To the Grammy voters, love K-Dot. (Uncredited)

If I were looking to elicit even more of a head-shake and dubious murmur of “What the fuck?” from people I know share my personal taste in music, I would also point out that Kanye West (dickhead that he is, notwithstanding) has never won a Grammy for Album of the Year. I would mention that Frank Ocean’s channel ORANGE lost to a fucking Mumford & Sons record that their parents didn’t even listen to, and that he’s so over the entire notion of the Grammys that he refused to submit Blonde for consideration (it wouldn’t have won, either, and I’m sure he knew that). But, honestly, turning this into an indignant, butthurt rant because my team lost defeats the point I’m trying to get at, and I’m sorry I even let it get this far in the first place.

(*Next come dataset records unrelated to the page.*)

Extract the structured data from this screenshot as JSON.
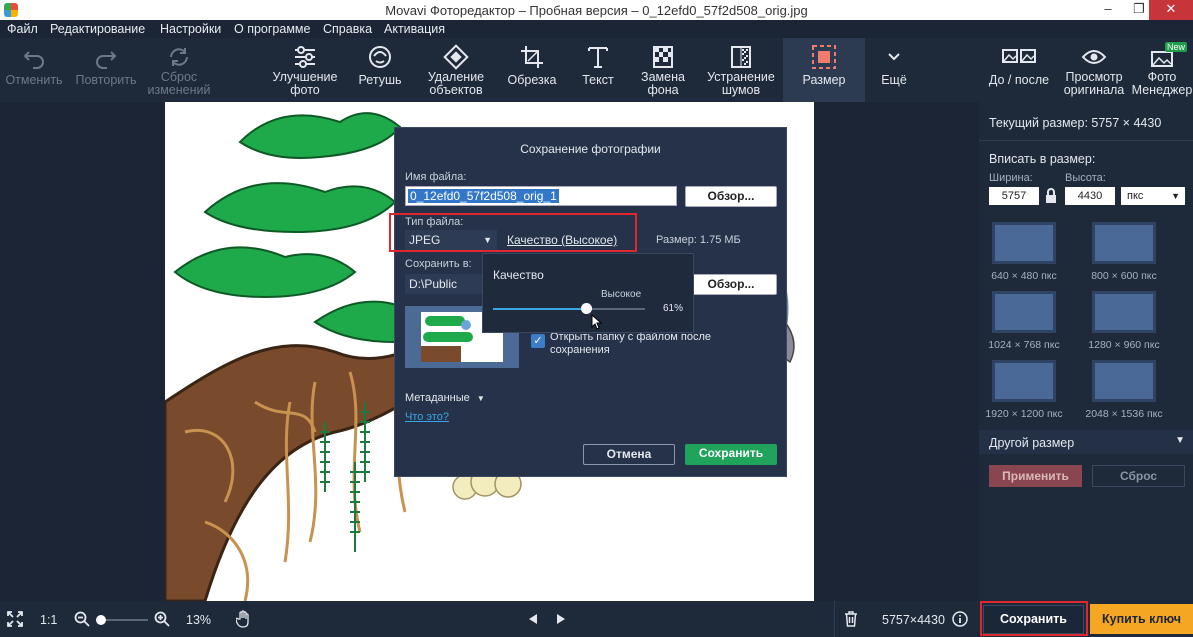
{
  "window": {
    "title": "Movavi Фоторедактор – Пробная версия – 0_12efd0_57f2d508_orig.jpg"
  },
  "menu": [
    "Файл",
    "Редактирование",
    "Настройки",
    "О программе",
    "Справка",
    "Активация"
  ],
  "toolbar": {
    "undo": "Отменить",
    "redo": "Повторить",
    "reset": [
      "Сброс",
      "изменений"
    ],
    "tools": [
      {
        "label": [
          "Улучшение",
          "фото"
        ]
      },
      {
        "label": [
          "Ретушь"
        ]
      },
      {
        "label": [
          "Удаление",
          "объектов"
        ]
      },
      {
        "label": [
          "Обрезка"
        ]
      },
      {
        "label": [
          "Текст"
        ]
      },
      {
        "label": [
          "Замена",
          "фона"
        ]
      },
      {
        "label": [
          "Устранение",
          "шумов"
        ]
      },
      {
        "label": [
          "Размер"
        ]
      },
      {
        "label": [
          "Ещё"
        ]
      }
    ],
    "before_after": "До / после",
    "view_original": [
      "Просмотр",
      "оригинала"
    ],
    "photo_manager": [
      "Фото",
      "Менеджер"
    ],
    "new_badge": "New"
  },
  "right_panel": {
    "current_size": "Текущий размер: 5757 × 4430",
    "fit_to_size": "Вписать в размер:",
    "width_label": "Ширина:",
    "height_label": "Высота:",
    "width_value": "5757",
    "height_value": "4430",
    "unit": "пкс",
    "presets": [
      "640 × 480 пкс",
      "800 × 600 пкс",
      "1024 × 768 пкс",
      "1280 × 960 пкс",
      "1920 × 1200 пкс",
      "2048 × 1536 пкс"
    ],
    "other_size": "Другой размер",
    "apply": "Применить",
    "reset": "Сброс"
  },
  "dialog": {
    "title": "Сохранение фотографии",
    "filename_label": "Имя файла:",
    "filename_value": "0_12efd0_57f2d508_orig_1",
    "browse": "Обзор...",
    "filetype_label": "Тип файла:",
    "filetype_value": "JPEG",
    "quality_link": "Качество (Высокое)",
    "size": "Размер: 1.75 МБ",
    "save_to_label": "Сохранить в:",
    "save_to_value": "D:\\Public",
    "browse2": "Обзор...",
    "open_folder": [
      "Открыть папку с файлом после",
      "сохранения"
    ],
    "metadata": "Метаданные",
    "what_is": "Что это?",
    "cancel": "Отмена",
    "save": "Сохранить"
  },
  "quality_popup": {
    "title": "Качество",
    "level": "Высокое",
    "percent": "61%",
    "value": 0.61
  },
  "bottom": {
    "one_to_one": "1:1",
    "zoom": "13%",
    "dimensions": "5757×4430",
    "save": "Сохранить",
    "buy": "Купить ключ"
  },
  "colors": {
    "accent_green": "#20a35a",
    "buy_orange": "#f5a623",
    "highlight_red": "#e0262f"
  }
}
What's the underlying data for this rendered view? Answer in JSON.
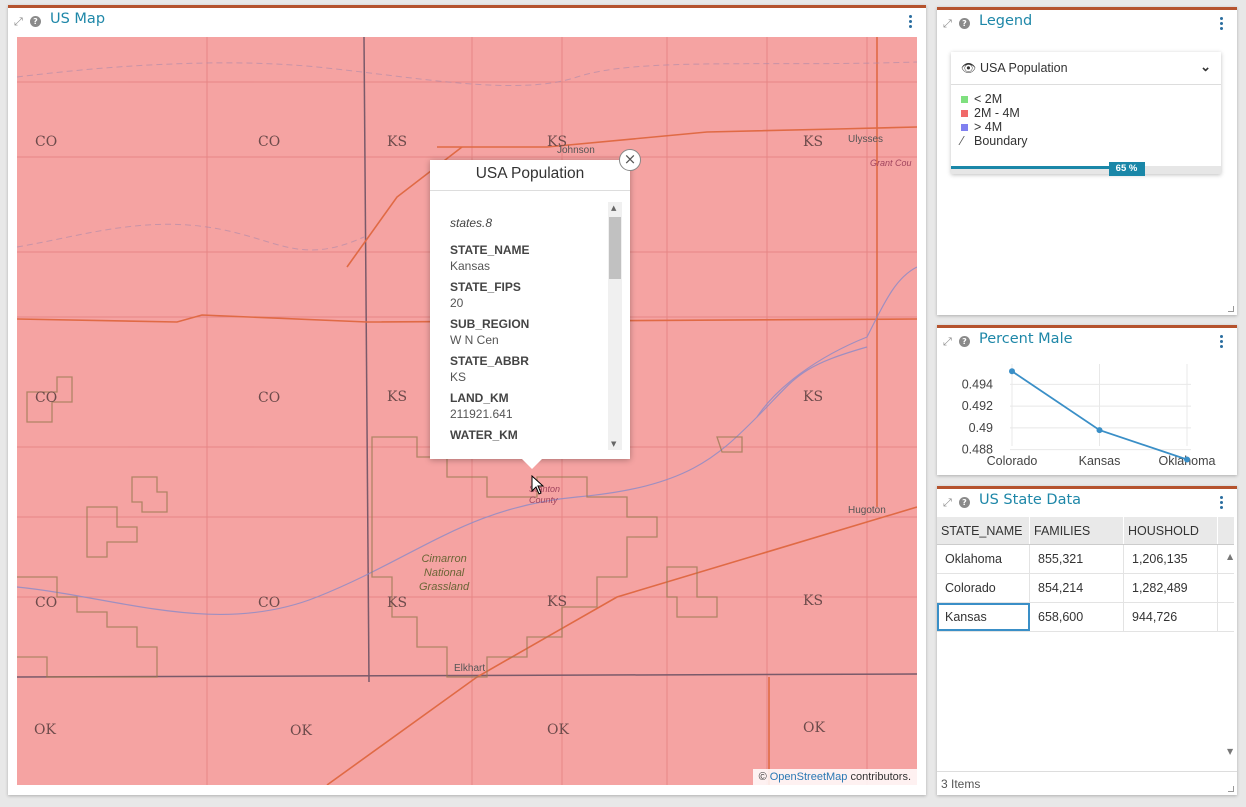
{
  "panels": {
    "map": {
      "title": "US Map"
    },
    "legend": {
      "title": "Legend"
    },
    "chart": {
      "title": "Percent Male"
    },
    "table": {
      "title": "US State Data"
    }
  },
  "map": {
    "state_labels": [
      "CO",
      "CO",
      "KS",
      "KS",
      "KS",
      "CO",
      "CO",
      "KS",
      "KS",
      "CO",
      "CO",
      "KS",
      "KS",
      "KS",
      "OK",
      "OK",
      "OK",
      "OK"
    ],
    "cities": {
      "johnson": "Johnson",
      "ulysses": "Ulysses",
      "hugoton": "Hugoton",
      "elkhart": "Elkhart"
    },
    "counties": {
      "grant": "Grant Cou",
      "stanton": "Stanton\nCounty"
    },
    "park": [
      "Cimarron",
      "National",
      "Grassland"
    ],
    "attribution": {
      "prefix": "©",
      "link": "OpenStreetMap",
      "suffix": "contributors."
    },
    "fill_color": "#f5a3a2"
  },
  "popup": {
    "title": "USA Population",
    "layer_name": "states.8",
    "fields": [
      {
        "key": "STATE_NAME",
        "value": "Kansas"
      },
      {
        "key": "STATE_FIPS",
        "value": "20"
      },
      {
        "key": "SUB_REGION",
        "value": "W N Cen"
      },
      {
        "key": "STATE_ABBR",
        "value": "KS"
      },
      {
        "key": "LAND_KM",
        "value": "211921.641"
      },
      {
        "key": "WATER_KM",
        "value": ""
      }
    ]
  },
  "legend": {
    "layer_name": "USA Population",
    "items": [
      {
        "label": "< 2M",
        "color": "#7fe07f"
      },
      {
        "label": "2M - 4M",
        "color": "#f06a6a"
      },
      {
        "label": "> 4M",
        "color": "#8080f0"
      },
      {
        "label": "Boundary",
        "color": "#555555"
      }
    ],
    "opacity_label": "65 %",
    "opacity": 0.65
  },
  "chart_data": {
    "type": "line",
    "categories": [
      "Colorado",
      "Kansas",
      "Oklahoma"
    ],
    "values": [
      0.4952,
      0.4898,
      0.4871
    ],
    "yticks": [
      "0.494",
      "0.492",
      "0.49",
      "0.488"
    ],
    "ytick_values": [
      0.494,
      0.492,
      0.49,
      0.488
    ],
    "ylim": [
      0.4865,
      0.4955
    ],
    "color": "#3a8fc7",
    "grid": true
  },
  "table": {
    "columns": [
      "STATE_NAME",
      "FAMILIES",
      "HOUSHOLD"
    ],
    "rows": [
      [
        "Oklahoma",
        "855,321",
        "1,206,135"
      ],
      [
        "Colorado",
        "854,214",
        "1,282,489"
      ],
      [
        "Kansas",
        "658,600",
        "944,726"
      ]
    ],
    "footer": "3 Items"
  }
}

So, setting aside all pretense to musical snobbery and elitism, we need to take a look at the pattern that has clearly formed here. There’s no escaping it: the Grammys do not reward black artists to the same degree they do their white counterparts, at least not when it comes to their highest award. And yeah, you can point to the Grammys’ much more diverse collection of winners from from the 20th century, when Stevie Wonder won three times (a record he shares with Frank Sinatra and Paul Simon) and others like Whitney Houston, Michael Jackson, Lauryn Hill, Quincy Jones, Lionel Richie and Natalie Cole received the top honour. You could argue that celebrating those wins simply for the fact that they went to a black person is counter-productive, especially when the albums themselves (Natalie Cole? Really?) are kinda weak. Or you could call up the other categories where black artists flourish, like Best Rap Album, even though that still goes to a white dude literally half the time.

This dude won six times. SIX! Does he even have that many albums? (Getty Images)

Or perhaps some might argue that it’s a populist issue, not a race one. That my quarrel should be with those who value less bold, sustainable music over more immediately gratifying tunes. That’s not a bad point, especially when you factor in that the music we enjoy is always down to subjectivism and the Grammys are just that ideal pushed to its logical conclusion, a wide-spreading democratic selection of what gets us going personally as opposed to what we hold in esteem as most important. Even so, I reject that premise based purely on the fact that you can’t swing a fucking banjo these days without hitting upon a dozen stellar LPs each year by a black artist. This is kinda their field now, y’know, if it hasn’t basically always been. I mean, how many times can the white kid in your basketball team get MVP before someone arcs up?

Look, the Grammys are honestly the least of this shit and there’s no doubt that this could definitely stand to be a much larger conversation, beyond the confines of musical artistry, cinema, television, literature and politics. On a humanistic level, this discussion needs to be had, these issues addressed and rightfully amended, to the inclusivity of all races and not just black people. There are those, I’m sure, who believe I’m making too much of this, reading into something trivial as an example of blatant prejudice just to shame people, something leftists are often (and sometimes rightly) accused of. But, whatever this comes down to, it’s largely an issue centred around America. It’s an award that recognises the best music often from a country with a checkered history towards African-Americans, both in the treatment of them as people and the appropriation of their songs for its own gain. This isn’t nothing, and I don’t think we should let Ed Sheeran win for the next twenty years before we decide that.

IS THIS WHAT YOU WANT?! IS IT??!! (Matt Sayles/Invision/AP)

(Author’s Note: I am aware that Adele agrees with me that Beyoncé should have won. Good for her.)